Private Credit Is Still a Hot Asset for Bond Investors Buying Debt

As shareholders rush to pull money from private credit funds over troubling questions about software exposure, opaque loan values and non-payments, some bond investors are doing the opposite: buying their debt.

Drawn in by yields that reached multi-year highs, investors have in recent months waded back into bonds issued by business development companies, or BDCs, even as share redemptions swell. In April and May, the niche credit funds raised billions of extra capital from debt buyers, while their existing bonds have recouped much of their losses from February and March.

It’s too soon, many industry watchers say, to conclude the worst is over for the $1.8 trillion private credit market, which continues to be beset by concerns about lax lending standards and loans to software firms vulnerable to AI. Just last week, two big names, Blackstone Inc. and Cliffwater LLC, disclosed soaring redemption requests at their flagship funds and imposed limits on withdrawals, indicating the bleeding is far from over. The bond gains, some argue, may simply reflect fast money snapping up beaten-down assets with high yields.

The disconnect, though, is notable in a couple ways.
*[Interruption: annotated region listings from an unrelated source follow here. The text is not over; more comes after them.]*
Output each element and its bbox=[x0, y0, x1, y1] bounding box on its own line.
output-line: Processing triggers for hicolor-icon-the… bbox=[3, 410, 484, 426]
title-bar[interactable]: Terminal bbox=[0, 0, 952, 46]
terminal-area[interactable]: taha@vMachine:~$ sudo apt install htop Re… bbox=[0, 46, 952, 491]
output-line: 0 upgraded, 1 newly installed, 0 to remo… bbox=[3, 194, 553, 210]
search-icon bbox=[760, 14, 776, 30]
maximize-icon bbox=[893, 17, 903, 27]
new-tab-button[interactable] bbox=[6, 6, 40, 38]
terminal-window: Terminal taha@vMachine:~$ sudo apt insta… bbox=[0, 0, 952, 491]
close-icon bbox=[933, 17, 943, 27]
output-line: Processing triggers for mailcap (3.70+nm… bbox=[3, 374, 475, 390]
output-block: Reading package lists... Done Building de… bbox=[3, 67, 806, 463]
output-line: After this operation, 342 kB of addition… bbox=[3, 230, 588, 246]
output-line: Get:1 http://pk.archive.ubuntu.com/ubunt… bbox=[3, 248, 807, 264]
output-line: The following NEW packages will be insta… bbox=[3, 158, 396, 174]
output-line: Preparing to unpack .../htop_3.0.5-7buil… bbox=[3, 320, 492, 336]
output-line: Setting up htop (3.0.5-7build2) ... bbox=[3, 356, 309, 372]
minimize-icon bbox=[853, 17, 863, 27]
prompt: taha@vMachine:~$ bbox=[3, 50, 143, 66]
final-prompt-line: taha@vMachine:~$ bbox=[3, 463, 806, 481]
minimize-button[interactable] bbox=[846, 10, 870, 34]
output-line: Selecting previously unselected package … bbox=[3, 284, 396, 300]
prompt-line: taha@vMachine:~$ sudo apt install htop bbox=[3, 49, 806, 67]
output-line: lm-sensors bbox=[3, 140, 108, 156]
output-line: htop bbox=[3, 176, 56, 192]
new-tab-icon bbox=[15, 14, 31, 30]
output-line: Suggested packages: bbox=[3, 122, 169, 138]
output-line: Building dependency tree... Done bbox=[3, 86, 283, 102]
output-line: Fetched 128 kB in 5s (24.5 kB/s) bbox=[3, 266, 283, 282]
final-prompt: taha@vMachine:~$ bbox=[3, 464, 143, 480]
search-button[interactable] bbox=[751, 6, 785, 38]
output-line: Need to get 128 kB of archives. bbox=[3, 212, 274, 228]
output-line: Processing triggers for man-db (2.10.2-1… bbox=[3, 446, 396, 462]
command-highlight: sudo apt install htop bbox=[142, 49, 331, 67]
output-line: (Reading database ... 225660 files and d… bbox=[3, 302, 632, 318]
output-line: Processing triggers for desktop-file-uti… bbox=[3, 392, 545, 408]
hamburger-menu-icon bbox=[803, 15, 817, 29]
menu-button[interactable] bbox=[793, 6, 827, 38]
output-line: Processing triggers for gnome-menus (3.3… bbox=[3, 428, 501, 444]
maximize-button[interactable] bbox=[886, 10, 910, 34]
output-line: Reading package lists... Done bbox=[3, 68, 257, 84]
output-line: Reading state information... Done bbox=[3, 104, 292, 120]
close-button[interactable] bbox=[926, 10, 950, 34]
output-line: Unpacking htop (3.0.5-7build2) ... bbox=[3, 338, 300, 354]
First, it suggests that some bond investors are betting that BDCs — which generate income for both creditors and shareholders by extending loans to smaller companies — will bring in enough cash to repay their debts even if they’re forced to cut dividends. Second, while the waves of redemptions risk begetting more fund outflows that spiral into a liquidity crunch, steps to restrict, or “gate” withdrawals to preserve capital are a plus for bondholders who are first in line to be paid.

“Initially, some investors viewed gating negatively and thought equity injections would be needed,” said Teddy Hodgson, Morgan Stanley’s global co-head of investment-grade debt capital markets. “But as people have done the work, from a senior unsecured bond perspective, gating is actually viewed as a good thing.”